Saying stuff about stuff.

Introducing Screamshot

I’ve been playing with programmatically fetching screenshots for years but never felt happy with the end result. Using PhantomJS directly seemed cumbersome and things didn’t work reliably for me when they reached production. It was whilst playing with Aesthetic that I learned how easy it was to use Capybara outside of a test environment as a tool for saving screenshots — I was struck by a thought:

My next screenshot-fetching app will use PhantomJS via Capybara and Poltergeist and will be just great!

— Me, before I’d written any code.

So I wrote a Rails app that receives a request, creates a database record, returns an identifier, queues up a job, fetches the screenshot and writes it to a file, and finally notifies the requesting app via a webhook that the screenshot is ready. It did seem a bit much for such a “simple” thing but I was quite pleased with it — and webhooks are cool. As usual it brought my server to its knees.

I started wondering about using Heroku which made me think that being synchronous might be the way to go — as in, the motivation was mostly $$$-driven… Anyway, I rewrote it again*.

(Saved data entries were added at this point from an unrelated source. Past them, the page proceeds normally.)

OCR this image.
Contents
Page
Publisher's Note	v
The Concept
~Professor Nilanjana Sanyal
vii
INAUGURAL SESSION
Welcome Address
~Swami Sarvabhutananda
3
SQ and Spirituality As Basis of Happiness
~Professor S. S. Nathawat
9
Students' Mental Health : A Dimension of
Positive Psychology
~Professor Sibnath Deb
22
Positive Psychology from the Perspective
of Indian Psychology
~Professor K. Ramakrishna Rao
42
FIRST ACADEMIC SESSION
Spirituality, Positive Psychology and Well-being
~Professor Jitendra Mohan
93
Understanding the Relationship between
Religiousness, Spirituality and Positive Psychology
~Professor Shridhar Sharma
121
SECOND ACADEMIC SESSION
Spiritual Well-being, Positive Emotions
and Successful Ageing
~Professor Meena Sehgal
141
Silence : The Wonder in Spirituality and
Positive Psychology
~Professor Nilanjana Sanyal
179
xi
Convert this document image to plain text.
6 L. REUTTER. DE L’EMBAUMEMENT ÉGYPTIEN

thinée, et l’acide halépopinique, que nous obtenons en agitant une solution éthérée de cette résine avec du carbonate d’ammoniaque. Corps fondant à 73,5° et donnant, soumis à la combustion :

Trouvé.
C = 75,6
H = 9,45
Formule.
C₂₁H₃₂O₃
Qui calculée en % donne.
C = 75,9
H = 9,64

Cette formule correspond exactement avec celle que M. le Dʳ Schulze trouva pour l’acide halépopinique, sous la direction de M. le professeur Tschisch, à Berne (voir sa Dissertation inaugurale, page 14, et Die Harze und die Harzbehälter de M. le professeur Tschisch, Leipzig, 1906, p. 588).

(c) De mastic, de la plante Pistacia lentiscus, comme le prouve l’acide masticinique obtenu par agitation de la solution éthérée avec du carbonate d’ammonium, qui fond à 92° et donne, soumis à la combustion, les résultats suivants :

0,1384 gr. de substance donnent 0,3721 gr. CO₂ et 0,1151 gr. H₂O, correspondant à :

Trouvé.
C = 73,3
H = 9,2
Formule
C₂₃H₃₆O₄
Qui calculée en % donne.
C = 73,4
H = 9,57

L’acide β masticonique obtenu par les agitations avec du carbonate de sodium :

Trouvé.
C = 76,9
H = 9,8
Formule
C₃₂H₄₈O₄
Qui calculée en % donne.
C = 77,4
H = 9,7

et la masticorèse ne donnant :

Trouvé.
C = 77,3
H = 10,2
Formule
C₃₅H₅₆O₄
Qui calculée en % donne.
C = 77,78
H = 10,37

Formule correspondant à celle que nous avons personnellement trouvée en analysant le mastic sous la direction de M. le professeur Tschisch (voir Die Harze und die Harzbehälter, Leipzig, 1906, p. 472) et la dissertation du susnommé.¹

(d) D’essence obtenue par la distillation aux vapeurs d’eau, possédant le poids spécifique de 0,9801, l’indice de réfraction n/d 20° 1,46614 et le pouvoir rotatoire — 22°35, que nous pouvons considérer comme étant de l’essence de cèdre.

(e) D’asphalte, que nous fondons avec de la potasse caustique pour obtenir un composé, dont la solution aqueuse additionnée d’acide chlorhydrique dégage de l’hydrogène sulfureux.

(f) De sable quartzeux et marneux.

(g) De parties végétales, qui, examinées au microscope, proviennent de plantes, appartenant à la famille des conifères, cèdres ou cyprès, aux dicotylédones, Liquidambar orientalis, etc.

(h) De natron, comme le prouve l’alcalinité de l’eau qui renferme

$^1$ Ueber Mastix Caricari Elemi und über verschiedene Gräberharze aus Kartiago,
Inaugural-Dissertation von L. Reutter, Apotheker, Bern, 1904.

It’s called Screamshot and can be found on GitHub, this time it’s synchronous and built on Sinatra and PhantomJS (via Capybara/Poltergeist).

Here’s how to use Screamshot:

$ curl "http://API_TOKEN@screamshot.dev/screenshot?url=http://example.com"

It has plenty of room for improvement: it doesn’t appreciate slow ad servers and therefore often times out, the fonts don’t look great, and it’s currently utilising the limited concurrency of WEBrick.

But I still like it*** — and you might too.

* To be honest part of my motivation for making this again is because I like the idea** for the logo!

** I said I like the idea for the logo…

*** Again, mainly just the logo and colour scheme.